You are surprised. You thought the whole reason to come to an investments firm is to build a personal portfolio that they'd manage for you. You can get into a mutual fund anywhere. You explain that.

But is that smart? You're sort of medium in scope: is a personal portfolio the best way to go?

What the leavers leave behind

If you examine the conundrum via fees, you'll learn that the fee for managing a personal portfolio runs between 1.5% to 2.5% of assets, generally, based on the size of the shares component. The fee in mutual funds can be as high as 4%. That's some difference. Yet in many cases, management of a personal portfolio turns out to generate lower yields, especially post-tax. Why?

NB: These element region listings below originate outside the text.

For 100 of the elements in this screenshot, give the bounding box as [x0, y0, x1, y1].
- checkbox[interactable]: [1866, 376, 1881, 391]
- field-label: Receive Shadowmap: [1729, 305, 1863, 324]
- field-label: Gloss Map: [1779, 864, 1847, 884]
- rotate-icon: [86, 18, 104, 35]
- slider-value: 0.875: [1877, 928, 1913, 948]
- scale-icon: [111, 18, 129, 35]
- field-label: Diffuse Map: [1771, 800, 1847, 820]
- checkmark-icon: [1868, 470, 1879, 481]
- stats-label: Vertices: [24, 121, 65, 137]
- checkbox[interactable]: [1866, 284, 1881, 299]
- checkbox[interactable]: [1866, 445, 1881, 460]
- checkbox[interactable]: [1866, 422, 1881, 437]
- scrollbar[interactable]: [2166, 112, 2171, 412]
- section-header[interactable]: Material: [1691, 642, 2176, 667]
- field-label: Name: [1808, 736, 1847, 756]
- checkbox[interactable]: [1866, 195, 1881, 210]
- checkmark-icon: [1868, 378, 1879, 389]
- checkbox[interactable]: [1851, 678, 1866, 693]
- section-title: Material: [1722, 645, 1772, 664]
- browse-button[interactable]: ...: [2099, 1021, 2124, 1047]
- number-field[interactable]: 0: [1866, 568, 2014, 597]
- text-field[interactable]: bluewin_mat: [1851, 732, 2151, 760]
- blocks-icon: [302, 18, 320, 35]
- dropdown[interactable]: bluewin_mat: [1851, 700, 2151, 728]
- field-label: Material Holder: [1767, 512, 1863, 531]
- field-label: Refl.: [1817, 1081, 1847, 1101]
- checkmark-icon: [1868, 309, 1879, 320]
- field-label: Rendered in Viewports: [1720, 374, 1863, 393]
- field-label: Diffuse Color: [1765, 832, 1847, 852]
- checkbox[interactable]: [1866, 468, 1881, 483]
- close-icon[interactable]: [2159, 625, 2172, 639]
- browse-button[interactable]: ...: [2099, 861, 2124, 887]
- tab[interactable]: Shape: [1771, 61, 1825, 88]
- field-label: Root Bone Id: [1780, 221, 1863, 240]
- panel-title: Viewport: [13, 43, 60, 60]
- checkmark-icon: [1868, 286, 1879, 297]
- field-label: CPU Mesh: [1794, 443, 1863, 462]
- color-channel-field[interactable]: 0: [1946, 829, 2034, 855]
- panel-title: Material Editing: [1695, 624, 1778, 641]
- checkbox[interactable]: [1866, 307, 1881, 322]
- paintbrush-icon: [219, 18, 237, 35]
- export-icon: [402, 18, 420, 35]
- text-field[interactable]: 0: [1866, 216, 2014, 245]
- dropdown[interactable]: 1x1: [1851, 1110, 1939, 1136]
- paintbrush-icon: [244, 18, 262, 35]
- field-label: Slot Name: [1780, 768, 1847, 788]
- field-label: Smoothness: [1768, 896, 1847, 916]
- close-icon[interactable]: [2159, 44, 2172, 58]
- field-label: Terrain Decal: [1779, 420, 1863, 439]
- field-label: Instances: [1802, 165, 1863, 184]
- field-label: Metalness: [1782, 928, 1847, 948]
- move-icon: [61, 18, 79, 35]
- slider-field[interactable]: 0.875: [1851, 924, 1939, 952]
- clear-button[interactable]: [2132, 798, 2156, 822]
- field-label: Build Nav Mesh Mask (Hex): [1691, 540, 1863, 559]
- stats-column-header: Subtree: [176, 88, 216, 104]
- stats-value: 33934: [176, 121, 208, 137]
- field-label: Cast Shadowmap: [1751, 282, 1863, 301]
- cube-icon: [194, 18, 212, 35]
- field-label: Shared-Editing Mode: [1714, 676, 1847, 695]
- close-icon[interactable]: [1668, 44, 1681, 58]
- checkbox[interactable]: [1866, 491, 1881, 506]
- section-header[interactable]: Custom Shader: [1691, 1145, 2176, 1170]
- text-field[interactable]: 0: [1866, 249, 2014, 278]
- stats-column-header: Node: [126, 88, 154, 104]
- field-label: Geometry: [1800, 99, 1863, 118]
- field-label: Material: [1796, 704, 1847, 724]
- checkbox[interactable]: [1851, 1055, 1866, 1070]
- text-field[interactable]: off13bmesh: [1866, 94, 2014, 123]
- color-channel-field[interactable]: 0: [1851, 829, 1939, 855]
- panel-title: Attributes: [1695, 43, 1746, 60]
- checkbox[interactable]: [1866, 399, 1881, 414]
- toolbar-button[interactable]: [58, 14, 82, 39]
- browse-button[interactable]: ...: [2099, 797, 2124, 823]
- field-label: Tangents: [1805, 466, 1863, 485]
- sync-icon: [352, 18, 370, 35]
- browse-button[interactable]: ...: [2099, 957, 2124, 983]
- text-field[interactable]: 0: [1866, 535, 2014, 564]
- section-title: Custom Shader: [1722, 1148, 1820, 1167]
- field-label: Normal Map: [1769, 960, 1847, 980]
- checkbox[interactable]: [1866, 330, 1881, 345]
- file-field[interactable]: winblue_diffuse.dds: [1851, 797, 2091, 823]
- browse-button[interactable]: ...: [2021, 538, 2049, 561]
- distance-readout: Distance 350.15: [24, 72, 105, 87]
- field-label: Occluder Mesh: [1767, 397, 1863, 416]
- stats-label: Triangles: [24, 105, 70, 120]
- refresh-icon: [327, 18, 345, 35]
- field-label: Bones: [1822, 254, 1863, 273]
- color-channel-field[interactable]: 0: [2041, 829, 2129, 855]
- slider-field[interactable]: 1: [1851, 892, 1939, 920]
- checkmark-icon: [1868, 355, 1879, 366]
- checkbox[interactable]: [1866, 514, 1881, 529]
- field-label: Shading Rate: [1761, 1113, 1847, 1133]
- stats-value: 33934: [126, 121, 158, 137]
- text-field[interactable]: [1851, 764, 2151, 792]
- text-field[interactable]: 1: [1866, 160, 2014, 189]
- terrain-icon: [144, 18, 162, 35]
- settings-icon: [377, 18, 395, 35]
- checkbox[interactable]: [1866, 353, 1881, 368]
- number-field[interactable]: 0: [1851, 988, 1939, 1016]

The first reason is that almost all Israeli investors, 99% according to some experts, fear over-concentration of their portfolio and want diversification. If granny told you never to put all your eggs in one basket, then a mutual fund or ETF is more suitable for you.

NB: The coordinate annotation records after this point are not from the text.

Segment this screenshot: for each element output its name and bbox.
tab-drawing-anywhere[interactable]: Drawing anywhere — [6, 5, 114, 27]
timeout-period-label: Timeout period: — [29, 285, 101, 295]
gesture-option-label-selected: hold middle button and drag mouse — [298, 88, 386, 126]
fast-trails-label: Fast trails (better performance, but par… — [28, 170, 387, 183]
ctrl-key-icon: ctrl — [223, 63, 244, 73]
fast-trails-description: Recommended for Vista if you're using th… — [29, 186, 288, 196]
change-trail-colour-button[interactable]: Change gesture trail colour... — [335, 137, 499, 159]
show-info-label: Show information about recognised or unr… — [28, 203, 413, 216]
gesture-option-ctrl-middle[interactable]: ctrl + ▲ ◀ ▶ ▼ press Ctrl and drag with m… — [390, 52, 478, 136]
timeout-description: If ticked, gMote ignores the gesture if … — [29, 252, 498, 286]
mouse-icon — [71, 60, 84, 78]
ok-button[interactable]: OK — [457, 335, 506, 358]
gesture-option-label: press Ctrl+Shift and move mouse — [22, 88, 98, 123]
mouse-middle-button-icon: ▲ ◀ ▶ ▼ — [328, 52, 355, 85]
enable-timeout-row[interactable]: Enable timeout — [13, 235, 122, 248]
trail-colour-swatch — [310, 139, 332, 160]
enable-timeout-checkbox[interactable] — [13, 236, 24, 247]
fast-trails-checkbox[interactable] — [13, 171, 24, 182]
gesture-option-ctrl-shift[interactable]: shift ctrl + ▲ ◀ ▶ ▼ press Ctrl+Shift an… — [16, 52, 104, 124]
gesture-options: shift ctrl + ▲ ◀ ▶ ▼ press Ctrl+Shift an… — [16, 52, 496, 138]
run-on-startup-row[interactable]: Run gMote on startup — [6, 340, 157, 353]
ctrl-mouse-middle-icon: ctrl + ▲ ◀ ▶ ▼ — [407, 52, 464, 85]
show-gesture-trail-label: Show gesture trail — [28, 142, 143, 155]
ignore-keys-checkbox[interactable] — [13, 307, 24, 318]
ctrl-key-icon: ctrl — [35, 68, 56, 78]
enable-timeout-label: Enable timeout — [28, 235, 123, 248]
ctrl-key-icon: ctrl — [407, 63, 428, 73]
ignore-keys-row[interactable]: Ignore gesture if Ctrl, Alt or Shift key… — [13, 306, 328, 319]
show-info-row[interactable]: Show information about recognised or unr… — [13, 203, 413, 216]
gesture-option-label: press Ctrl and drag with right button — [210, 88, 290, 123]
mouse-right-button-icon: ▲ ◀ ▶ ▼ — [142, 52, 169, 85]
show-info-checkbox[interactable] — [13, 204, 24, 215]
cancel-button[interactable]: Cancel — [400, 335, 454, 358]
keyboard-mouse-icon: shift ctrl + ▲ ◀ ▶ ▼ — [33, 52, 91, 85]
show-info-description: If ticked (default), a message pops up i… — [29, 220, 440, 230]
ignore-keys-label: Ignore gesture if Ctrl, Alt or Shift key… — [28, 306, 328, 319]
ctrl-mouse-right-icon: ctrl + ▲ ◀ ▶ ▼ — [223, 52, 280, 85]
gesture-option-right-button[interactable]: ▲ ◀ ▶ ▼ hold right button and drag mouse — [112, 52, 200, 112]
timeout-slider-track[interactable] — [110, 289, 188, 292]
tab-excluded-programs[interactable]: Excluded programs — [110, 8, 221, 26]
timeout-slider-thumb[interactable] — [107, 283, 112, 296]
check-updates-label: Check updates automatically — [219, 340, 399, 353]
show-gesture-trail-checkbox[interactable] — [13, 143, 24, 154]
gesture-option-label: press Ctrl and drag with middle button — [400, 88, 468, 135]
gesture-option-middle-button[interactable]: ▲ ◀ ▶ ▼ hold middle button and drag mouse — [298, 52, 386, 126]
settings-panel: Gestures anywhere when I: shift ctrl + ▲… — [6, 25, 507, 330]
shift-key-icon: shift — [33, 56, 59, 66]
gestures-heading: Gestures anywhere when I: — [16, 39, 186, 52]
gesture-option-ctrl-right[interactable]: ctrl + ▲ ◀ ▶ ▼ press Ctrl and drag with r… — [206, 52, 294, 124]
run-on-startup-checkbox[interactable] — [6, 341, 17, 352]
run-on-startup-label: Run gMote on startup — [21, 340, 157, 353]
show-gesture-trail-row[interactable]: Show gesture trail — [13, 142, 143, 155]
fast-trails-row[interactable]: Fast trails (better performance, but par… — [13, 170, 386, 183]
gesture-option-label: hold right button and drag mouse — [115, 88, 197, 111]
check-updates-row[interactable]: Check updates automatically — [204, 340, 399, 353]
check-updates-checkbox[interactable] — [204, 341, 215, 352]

The second reason is the more important one, and it has to do with tax. In the case of  personal portfolio, when you buy and sell shares yourself, you pay tax of 20% of your gains. Your portfolio manager will  try to play around with buying and selling to offset losses from gains, but that almost always winds up in tears, meaning, a fat tax bill.

On the other hand, you don't pay tax on gains from a mutual fund until the day you sell your units in the fund. The result is a significant tax benefit, and an effect of compound interest: the fund continues to invest the "deferred tax".

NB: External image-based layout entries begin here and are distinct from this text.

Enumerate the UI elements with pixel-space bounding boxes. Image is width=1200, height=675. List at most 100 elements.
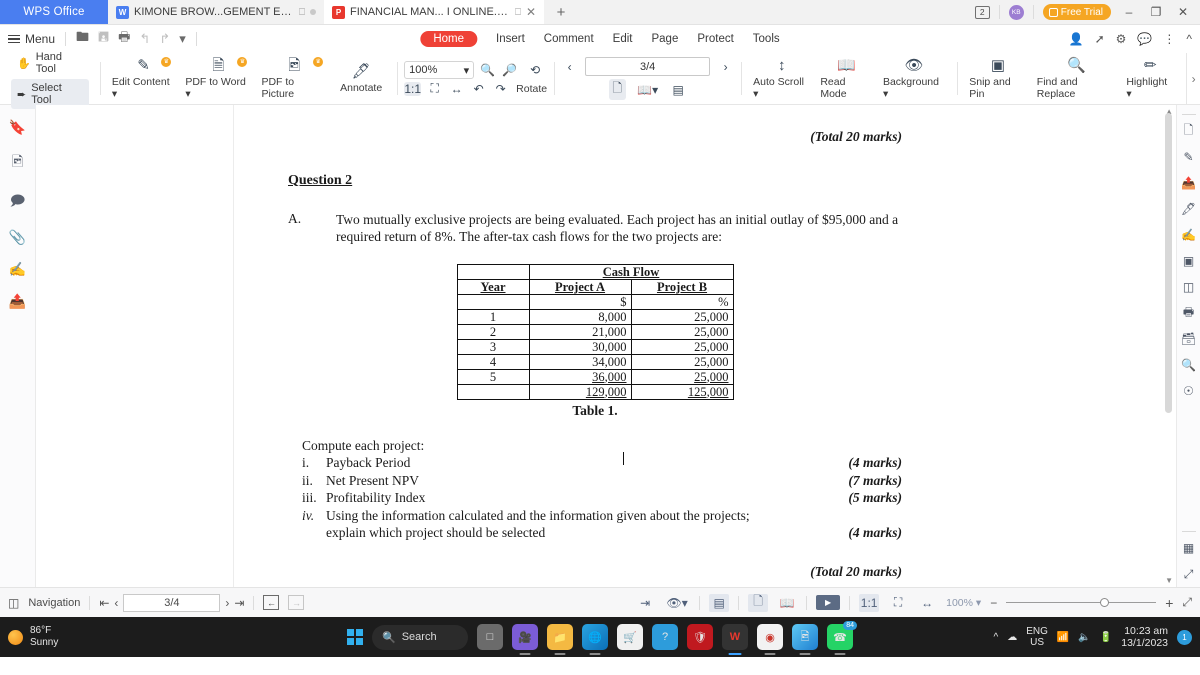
eye-protection-icon[interactable]: 👁▾ [664, 594, 690, 612]
tab-comment[interactable]: Comment [544, 33, 594, 45]
hand-tool-button[interactable]: ✋ Hand Tool [11, 48, 89, 78]
photos-icon[interactable]: 🖻 [792, 624, 818, 655]
meet-icon[interactable]: 🎥 [512, 624, 538, 655]
next-page-icon[interactable]: › [717, 60, 734, 74]
find-and-replace-button[interactable]: 🔍 Find and Replace [1032, 55, 1122, 103]
document-scrollbar-area[interactable]: ▲ ▼ [1156, 105, 1176, 587]
tab-insert[interactable]: Insert [496, 33, 525, 45]
pdf-to-word-button[interactable]: 🗎 ♛ PDF to Word ▾ [180, 55, 256, 103]
signature-icon[interactable]: ✍ [9, 261, 26, 278]
continuous-scroll-status-icon[interactable]: ▤ [709, 593, 730, 612]
open-documents-count[interactable]: 2 [974, 5, 990, 19]
help-icon[interactable]: ? [652, 624, 678, 650]
fullscreen-icon[interactable]: ⤢ [1184, 561, 1194, 587]
save-icon[interactable]: 🖪 [98, 28, 109, 50]
weather-widget[interactable]: 86°F Sunny [8, 625, 58, 649]
print-icon[interactable]: 🖶 [1183, 300, 1194, 326]
redo-icon[interactable]: ↱ [159, 31, 170, 47]
first-page-icon[interactable]: ⇤ [99, 596, 109, 610]
microsoft-store-icon[interactable]: 🛒 [617, 624, 643, 650]
toolbar-overflow-button[interactable]: › [1186, 53, 1200, 104]
zoom-slider[interactable] [1006, 597, 1157, 609]
pdf-to-picture-button[interactable]: 🖻 ♛ PDF to Picture [256, 55, 332, 103]
tab-protect[interactable]: Protect [697, 33, 733, 45]
fullscreen-status-icon[interactable]: ⤢ [1182, 595, 1192, 610]
continuous-scroll-icon[interactable]: ▤ [670, 83, 687, 97]
facing-pages-view-icon[interactable]: 📖▾ [635, 83, 661, 97]
task-view-icon[interactable]: □ [477, 624, 503, 650]
export-icon[interactable]: 📤 [9, 293, 26, 310]
page-number-input[interactable]: 3/4 [585, 57, 711, 76]
customize-icon[interactable]: ▾ [179, 31, 186, 47]
onedrive-icon[interactable]: ☁ [1007, 632, 1017, 643]
notification-badge[interactable]: 1 [1177, 629, 1192, 645]
annotate-button[interactable]: 🖋 Annotate [332, 61, 390, 97]
open-folder-icon[interactable]: 🖿 [76, 28, 89, 50]
background-button[interactable]: 👁 Background ▾ [878, 55, 950, 103]
single-page-view-icon[interactable]: 🗋 [608, 79, 626, 100]
mcafee-icon[interactable]: 🛡 [687, 624, 713, 650]
restore-button[interactable]: ❐ [1147, 5, 1165, 19]
file-explorer-icon[interactable]: 📁 [547, 624, 573, 655]
split-icon[interactable]: ◫ [1183, 274, 1194, 300]
actual-size-status-icon[interactable]: 1:1 [859, 593, 880, 612]
last-page-icon[interactable]: ⇥ [234, 596, 244, 610]
tab-close-icon[interactable]: ✕ [526, 6, 536, 18]
edit-page-icon[interactable]: ✎ [1183, 144, 1193, 170]
help-icon[interactable]: ☉ [1183, 378, 1194, 404]
tab-edit[interactable]: Edit [613, 33, 633, 45]
bookmark-icon[interactable]: 🔖 [9, 119, 26, 136]
rotate-page-icon[interactable]: ⟲ [523, 63, 547, 77]
sign-status-icon[interactable]: ⇥ [635, 594, 655, 612]
fit-page-status-icon[interactable]: ⛶ [888, 594, 908, 612]
fit-width-status-icon[interactable]: ↔ [917, 594, 937, 612]
crop-icon[interactable]: ▣ [1183, 248, 1194, 274]
comment-icon[interactable]: 🗩 [10, 190, 26, 214]
single-page-status-icon[interactable]: 🗋 [748, 593, 769, 612]
chrome-icon[interactable]: ◉ [757, 624, 783, 655]
page-number-status-input[interactable]: 3/4 [123, 593, 221, 612]
tab-preview-icon[interactable]: ⎕ [299, 7, 305, 18]
vertical-scrollbar[interactable] [1165, 113, 1172, 413]
zoom-out-button[interactable]: − [990, 596, 997, 610]
next-page-icon[interactable]: › [225, 596, 229, 610]
tab-preview-icon[interactable]: ⎕ [515, 7, 521, 18]
slideshow-play-icon[interactable]: ▶ [816, 595, 841, 610]
zoom-slider-knob[interactable] [1100, 598, 1110, 607]
tab-pdf-document[interactable]: P FINANCIAL MAN... I ONLINE.pdf ⎕ ✕ [324, 0, 545, 24]
forward-icon[interactable]: → [288, 595, 305, 610]
taskbar-search[interactable]: 🔍 Search [372, 624, 468, 650]
clock[interactable]: 10:23 am 13/1/2023 [1121, 625, 1168, 649]
collapse-ribbon-icon[interactable]: ^ [1186, 32, 1192, 46]
rotate-left-icon[interactable]: ↶ [470, 82, 487, 96]
rotate-right-icon[interactable]: ↷ [492, 82, 509, 96]
main-menu-button[interactable]: Menu [8, 32, 55, 46]
sign-icon[interactable]: ✍ [1181, 222, 1196, 248]
compress-icon[interactable]: 🗃 [1181, 326, 1196, 352]
battery-icon[interactable]: 🔋 [1100, 632, 1112, 643]
print-icon[interactable]: 🖶 [118, 28, 130, 50]
undo-icon[interactable]: ↰ [139, 31, 150, 47]
extract-page-icon[interactable]: 📤 [1181, 170, 1196, 196]
annotate-page-icon[interactable]: 🖋 [1181, 196, 1196, 222]
settings-icon[interactable]: ⚙ [1116, 32, 1127, 46]
facing-pages-status-icon[interactable]: 📖 [777, 594, 797, 612]
snip-and-pin-button[interactable]: ▣ Snip and Pin [964, 55, 1032, 103]
avatar[interactable]: KB [1008, 4, 1024, 20]
feedback-icon[interactable]: 💬 [1137, 32, 1152, 46]
navigation-panel-icon[interactable]: ◫ [8, 596, 19, 610]
document-canvas[interactable]: (Total 20 marks) Question 2 A. Two mutua… [36, 105, 1176, 587]
close-button[interactable]: ✕ [1174, 5, 1192, 19]
volume-icon[interactable]: 🔈 [1078, 632, 1090, 643]
highlight-button[interactable]: ✏ Highlight ▾ [1121, 55, 1179, 103]
language-indicator[interactable]: ENG US [1026, 626, 1048, 648]
ocr-icon[interactable]: 🔍 [1181, 352, 1196, 378]
thumbnail-icon[interactable]: 🖻 [12, 151, 23, 175]
edge-icon[interactable]: 🌐 [582, 624, 608, 655]
wps-office-icon[interactable]: W [722, 624, 748, 655]
share-user-icon[interactable]: 👤 [1069, 32, 1084, 46]
free-trial-button[interactable]: Free Trial [1042, 4, 1111, 20]
zoom-in-button[interactable]: + [1165, 595, 1173, 611]
previous-page-icon[interactable]: ‹ [561, 60, 578, 74]
tab-tools[interactable]: Tools [753, 33, 780, 45]
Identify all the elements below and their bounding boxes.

Insofar as tax is concerned, investment in a mutual fund is several times more efficient than a personal portfolio.

There is a third element, a small one, but it builds up. Each time a member sells his mutual fund units, he does it at a slightly lower price than paid by the next investor to join. The result is that redeemers leave a little money behind for the ones that stay. If you stay in a mutual fund for a long time, you gain a little extra, that builds up over time.

If you prefer to take the risk and invest in a handful of stocks, a personally managed portfolio is the thing for you. It can be the fastest way to make money, if you bet right. But it is the riskiest avenue. If like most Israelis you aren't enamored of risk, consider a mutual fund, despite the higher fees.

"After twenty years of experience, I can say that a personal portfolio is mainly an ego trip," remarked one veteran portfolio, and mutual funds, manager. "We pat the ego of the clients. It's nice, there's somebody to talk to, buy sell, and come Friday the client can boast to his friends that his portfolio manager bought this or that for him. But in practice they pay a lot of money and don't get particularly impressive returns. For the small, or even the medium investor, a mutual fund or ETF is the way to go."